2. Roast the Chicken:
- Place the chicken breast-side up on a rack in a roasting pan. This allows air to circulate around the chicken and helps it cook evenly.
- Roast the chicken in the preheated oven for about 1 hour and 15 minutes, or until the internal temperature reaches 165°F (75°C) and the juices run clear. If the skin starts to get too dark, you can cover the chicken loosely with aluminum foil.
3. Prepare the Vegetables:
- While the chicken is roasting, prepare the vegetables. Toss the carrots, potatoes, parsnips, and onion with olive oil, salt, black pepper, and dried thyme.
- About 45 minutes before the chicken is done, arrange the vegetables around the chicken in the roasting pan. The vegetables will cook in the chicken’s flavorful drippings.
4. Make the Gravy:
- Once the chicken is cooked and resting (let it rest for 15 minutes before carving), remove it from the roasting pan and transfer to a cutting board.
- Place the roasting pan over medium heat on the stove. Pour off any excess fat, leaving about 2 tablespoons in the pan.

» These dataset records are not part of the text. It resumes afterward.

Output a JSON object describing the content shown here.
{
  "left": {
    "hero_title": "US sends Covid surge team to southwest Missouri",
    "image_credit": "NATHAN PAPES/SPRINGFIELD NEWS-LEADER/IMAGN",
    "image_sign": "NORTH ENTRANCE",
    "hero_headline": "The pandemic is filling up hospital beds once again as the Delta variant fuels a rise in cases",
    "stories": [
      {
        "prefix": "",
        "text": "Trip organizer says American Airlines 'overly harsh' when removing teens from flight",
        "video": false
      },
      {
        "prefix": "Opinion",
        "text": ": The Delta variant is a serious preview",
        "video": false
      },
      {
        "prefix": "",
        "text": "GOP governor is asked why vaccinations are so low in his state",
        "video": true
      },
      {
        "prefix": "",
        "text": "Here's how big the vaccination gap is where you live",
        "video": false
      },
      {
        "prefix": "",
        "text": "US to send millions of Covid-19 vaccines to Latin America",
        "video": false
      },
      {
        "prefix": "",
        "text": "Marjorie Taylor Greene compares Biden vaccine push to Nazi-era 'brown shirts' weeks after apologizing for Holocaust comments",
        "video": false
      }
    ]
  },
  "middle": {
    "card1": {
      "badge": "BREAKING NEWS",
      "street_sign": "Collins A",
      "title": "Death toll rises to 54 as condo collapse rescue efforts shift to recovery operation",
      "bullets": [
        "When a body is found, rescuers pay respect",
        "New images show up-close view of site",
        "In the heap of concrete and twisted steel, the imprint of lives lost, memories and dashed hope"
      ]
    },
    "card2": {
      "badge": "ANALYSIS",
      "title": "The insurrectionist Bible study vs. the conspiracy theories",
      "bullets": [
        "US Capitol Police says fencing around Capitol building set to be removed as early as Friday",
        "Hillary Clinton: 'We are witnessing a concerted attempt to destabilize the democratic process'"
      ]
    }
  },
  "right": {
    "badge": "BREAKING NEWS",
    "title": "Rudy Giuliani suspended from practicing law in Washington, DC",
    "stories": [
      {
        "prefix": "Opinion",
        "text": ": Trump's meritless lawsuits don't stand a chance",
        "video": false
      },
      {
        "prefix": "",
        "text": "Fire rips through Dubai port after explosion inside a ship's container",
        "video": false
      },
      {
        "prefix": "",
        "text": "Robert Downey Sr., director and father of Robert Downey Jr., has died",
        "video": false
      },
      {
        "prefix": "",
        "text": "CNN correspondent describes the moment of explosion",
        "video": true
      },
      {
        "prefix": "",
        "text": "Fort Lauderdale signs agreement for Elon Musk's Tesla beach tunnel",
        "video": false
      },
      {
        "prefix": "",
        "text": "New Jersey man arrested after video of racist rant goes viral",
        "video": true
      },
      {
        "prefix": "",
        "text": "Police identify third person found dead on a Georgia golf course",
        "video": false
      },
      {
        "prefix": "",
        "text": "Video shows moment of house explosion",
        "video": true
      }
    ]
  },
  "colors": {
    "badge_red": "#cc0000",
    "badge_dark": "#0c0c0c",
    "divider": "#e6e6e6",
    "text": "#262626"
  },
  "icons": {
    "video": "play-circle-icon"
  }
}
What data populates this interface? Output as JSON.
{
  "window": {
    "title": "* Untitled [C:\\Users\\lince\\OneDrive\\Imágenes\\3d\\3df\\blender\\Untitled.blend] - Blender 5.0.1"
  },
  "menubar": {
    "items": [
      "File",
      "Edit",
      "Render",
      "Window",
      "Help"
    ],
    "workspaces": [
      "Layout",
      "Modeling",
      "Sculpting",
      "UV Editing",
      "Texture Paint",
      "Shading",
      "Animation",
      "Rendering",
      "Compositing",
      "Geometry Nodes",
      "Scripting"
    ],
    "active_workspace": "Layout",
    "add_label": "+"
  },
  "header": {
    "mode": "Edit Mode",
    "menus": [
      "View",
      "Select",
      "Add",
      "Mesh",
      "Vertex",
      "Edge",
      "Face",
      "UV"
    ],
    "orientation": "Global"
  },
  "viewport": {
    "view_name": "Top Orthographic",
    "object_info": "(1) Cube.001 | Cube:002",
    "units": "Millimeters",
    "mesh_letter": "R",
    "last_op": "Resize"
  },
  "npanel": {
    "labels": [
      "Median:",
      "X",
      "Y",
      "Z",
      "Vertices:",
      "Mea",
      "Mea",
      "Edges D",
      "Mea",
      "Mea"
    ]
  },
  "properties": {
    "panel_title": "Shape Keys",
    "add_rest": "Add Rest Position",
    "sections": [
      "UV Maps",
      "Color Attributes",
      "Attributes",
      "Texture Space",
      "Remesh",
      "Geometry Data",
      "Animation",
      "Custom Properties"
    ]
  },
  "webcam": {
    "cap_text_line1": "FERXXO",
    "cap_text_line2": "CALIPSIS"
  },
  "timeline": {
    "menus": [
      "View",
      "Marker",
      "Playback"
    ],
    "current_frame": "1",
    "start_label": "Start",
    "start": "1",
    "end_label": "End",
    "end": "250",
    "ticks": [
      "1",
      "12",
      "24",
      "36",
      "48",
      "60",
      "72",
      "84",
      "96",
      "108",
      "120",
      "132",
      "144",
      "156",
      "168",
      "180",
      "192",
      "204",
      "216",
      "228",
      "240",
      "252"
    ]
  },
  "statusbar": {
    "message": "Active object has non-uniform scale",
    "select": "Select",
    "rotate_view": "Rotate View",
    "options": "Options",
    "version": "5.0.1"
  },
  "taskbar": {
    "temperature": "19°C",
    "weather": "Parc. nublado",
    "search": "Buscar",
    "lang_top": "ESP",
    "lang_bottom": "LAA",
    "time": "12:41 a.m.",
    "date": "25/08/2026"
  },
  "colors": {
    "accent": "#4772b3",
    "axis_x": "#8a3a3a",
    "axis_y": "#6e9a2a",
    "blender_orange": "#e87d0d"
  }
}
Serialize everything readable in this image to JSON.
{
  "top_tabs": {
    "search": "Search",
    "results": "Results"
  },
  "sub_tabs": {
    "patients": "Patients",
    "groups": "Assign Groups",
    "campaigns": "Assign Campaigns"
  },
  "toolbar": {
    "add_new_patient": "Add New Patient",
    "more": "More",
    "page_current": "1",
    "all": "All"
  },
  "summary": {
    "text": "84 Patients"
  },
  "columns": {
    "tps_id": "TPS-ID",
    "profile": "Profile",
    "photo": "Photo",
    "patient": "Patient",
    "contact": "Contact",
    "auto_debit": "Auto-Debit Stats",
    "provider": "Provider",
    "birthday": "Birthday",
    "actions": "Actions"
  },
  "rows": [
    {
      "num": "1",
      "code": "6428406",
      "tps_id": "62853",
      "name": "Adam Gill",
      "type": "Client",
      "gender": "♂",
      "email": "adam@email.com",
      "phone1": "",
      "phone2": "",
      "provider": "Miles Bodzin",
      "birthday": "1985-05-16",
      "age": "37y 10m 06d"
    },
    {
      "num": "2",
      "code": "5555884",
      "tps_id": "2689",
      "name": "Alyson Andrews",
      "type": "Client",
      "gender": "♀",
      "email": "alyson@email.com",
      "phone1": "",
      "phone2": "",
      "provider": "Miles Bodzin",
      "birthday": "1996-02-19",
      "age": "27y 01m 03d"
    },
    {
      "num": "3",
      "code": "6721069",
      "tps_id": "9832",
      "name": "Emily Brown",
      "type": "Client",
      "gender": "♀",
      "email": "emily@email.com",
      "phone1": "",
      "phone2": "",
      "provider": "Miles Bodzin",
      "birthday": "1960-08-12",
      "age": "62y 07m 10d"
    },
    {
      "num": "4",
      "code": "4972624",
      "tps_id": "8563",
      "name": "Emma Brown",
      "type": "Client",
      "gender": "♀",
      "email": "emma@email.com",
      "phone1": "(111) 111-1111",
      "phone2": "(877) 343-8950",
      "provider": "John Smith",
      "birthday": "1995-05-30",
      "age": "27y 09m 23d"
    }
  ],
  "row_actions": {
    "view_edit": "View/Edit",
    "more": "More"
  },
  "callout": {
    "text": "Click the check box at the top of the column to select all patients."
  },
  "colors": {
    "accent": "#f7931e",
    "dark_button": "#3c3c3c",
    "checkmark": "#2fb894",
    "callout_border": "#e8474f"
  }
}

- Stir in the flour and cook for 1-2 minutes, until it forms a paste and starts to brown slightly.
- Gradually whisk in the chicken broth, scraping up any browned bits from the bottom of the pan. Simmer for 5-10 minutes, or until the gravy thickens.
- Stir in the butter and season with salt and pepper to taste.
5. Serve:
- Carve the chicken and serve it with the roasted vegetables.
- Pour the gravy over the chicken or serve it on the side.
Enjoy your classic roast chicken dinner with a crisp green salad or some fresh bread to soak up the delicious gravy!